Animation — Designing on the Fly

Why Animate?

To begin, by animation we simply mean to control the way and order in which an object appears on the screen. PowerPoint blesses us with 144 different ways to “introduce” text or graphics, almost all of which are major detractors from the presentation itself. A few of these “special effects” work to enhance the presentation process; most, like the default effect FLY, have helped to create the disastrous level of presentation quality that we take for granted in business today.

Words vs. Graphics

Birds, airplanes, and Frisbees all fly. Words don’t. With PowerPoint, you can attach the same special effects to text as you can to any other object, no matter how inappropriate. So where it might be very fitting to have a clip-art airplane fly across the screen, the worst animation you can apply to a group of words is the one most people use.

Here’s the problem: people in your audience are human, and are genetically engineered to want to be the First to Know. They can’t wait for you to tell them, and if their vision is captured by a light source, they can’t avoid trying to discern it’s meaning or importance, instantly. When a group of words goes flying across the screen, even though the moving text is very difficult to read, the audience can’t help but try to read the text before it stops.  But after even just a few lines of flying text, which drag the brain from somewhere off screen and then whack it with the abrupt stop at the end, comprehension is quickly overwhelmed by the energy needed to keep up with the action. 

Add to that the lovely sound of screeching brakes or broken glass, the two most widely used sound effects, and you have an audience whose main focus is on when the presentation will end (and the pain will stop!).

And though FLY is a really, really bad way to introduce text, there are others capable of worse damage. SWIVEL (rhymes with drivel) demands that you sit through three complete revolutions of the text you want to read before it settles down to let you do so. CRAWL is useful if you want to prolong the agony of FLY, as it creates the same effect, only at half the speed.  Bring in your text with CHECKERBOARD, and you can draw real tears in just three slides!

The fun really begins when you mix up the different variations PowerPoint empowers you with, such as having the first line fly in from the left, the next from bottom-right, a couple more from the top, all the while adding a different sound effect to each direction of flight.

Proper use of animation is quite rare in the thousands of slides we see each year.  We generally see either no animation at all, especially in slides with too many lines of text in the first place, or we see mind-numbing overuse bordering on abuse. So what’s a designer to do?

The Final Four

To use animations properly, you first need to remember that words and graphics create different responses in the audience’s brain, and therefore some animations that work well with objects are jarring when applied to text.
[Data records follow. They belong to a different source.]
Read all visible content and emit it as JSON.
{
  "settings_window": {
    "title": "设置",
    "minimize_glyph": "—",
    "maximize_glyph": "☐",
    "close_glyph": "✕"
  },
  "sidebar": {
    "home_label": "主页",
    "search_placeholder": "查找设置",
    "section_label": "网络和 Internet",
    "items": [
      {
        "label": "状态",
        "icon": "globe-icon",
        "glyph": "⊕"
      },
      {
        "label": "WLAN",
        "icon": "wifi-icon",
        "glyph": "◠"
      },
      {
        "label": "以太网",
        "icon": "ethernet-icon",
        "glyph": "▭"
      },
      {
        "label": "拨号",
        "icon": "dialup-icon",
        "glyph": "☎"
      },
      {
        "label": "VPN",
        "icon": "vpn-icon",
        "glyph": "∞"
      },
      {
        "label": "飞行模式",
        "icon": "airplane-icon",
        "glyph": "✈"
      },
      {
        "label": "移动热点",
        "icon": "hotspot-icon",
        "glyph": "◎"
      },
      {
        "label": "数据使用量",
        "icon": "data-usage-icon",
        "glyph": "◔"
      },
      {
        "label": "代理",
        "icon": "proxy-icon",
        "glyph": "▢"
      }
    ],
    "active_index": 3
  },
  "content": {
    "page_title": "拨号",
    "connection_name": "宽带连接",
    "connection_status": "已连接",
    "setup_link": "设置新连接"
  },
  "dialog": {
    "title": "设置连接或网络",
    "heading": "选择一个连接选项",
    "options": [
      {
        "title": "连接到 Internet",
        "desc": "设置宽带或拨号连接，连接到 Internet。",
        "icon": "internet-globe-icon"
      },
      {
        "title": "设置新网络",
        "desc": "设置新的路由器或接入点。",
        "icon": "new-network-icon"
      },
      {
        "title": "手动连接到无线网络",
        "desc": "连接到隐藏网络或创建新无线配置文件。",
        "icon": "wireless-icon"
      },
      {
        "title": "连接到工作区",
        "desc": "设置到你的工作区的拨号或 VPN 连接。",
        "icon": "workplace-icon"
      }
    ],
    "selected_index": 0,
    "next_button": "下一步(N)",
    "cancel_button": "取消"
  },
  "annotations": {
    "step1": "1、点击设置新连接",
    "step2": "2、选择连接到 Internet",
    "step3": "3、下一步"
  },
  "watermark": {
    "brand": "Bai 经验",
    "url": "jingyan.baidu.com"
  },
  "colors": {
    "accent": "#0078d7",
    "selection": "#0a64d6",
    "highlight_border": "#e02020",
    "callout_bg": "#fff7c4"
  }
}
As with everything else you now know about design, the best animations are the simplest.  For those of you who have made the move to the PowerPoint 2003 or newer, you finally have one animation that you should consider above the rest: FADE.

The fade has been around since Cecil B. DeMille times (let’s say the 1920’s), and nobody putting text on a big screen has been able to improve on it much since. If you have it, use it.  It is the most gracious of the animations, as it is the gentlest.  Whether or not it is worth your “upgrading” to the latest version is your decision — the program has actually come to require more labor with each new iteration, so you have to make a real cost/benefit decision here. 

Otherwise, for text, only four of the available build animations are appropriate:

1. Wipe (Up, Down, Right, & Left)

2. Random Bars (Horizontal & Vertical)

3. Dissolve

4. Appear

What these effects have in common is a) a gentle motion, and b) they don’t move the text as they work; in other words, the text itself remains static, causing no violence to the eye or brain. DISSOLVE would work better if the grain were less coarse.  For this reason, we often use RANDOM BARS Vertical, and mix in a little Horizontal every now and then to change things up. In the same manner, we will use APPEAR every once in a while in conjunction with the other two. 

The rule is that you want to use at least two different animations for your text, but not more than three.  If you use one animation 60% of the time, another 30%, and a third 10%, your presentation will remain consistent yet not entirely predictable. Those percentages refer to the times you do animate. Animation is definitely not required, or encouraged, for every slide.

If your concept is self-evident (or the next-best, self-explanatory) with all of your text appearing at once with the change-of-slide, by all means do not animate it. Animation builds are there to control the flow of information in a way that provides maximum clarity. A very well designed slide often needs no restrictions; indeed, a very strong presenter delivering well-edited material can often be as effective with the old slides or overheads.

But are you that good?  Most of us are not, which is why builds are a good thing.  Just remember, it’s about the presentation, not about the effects.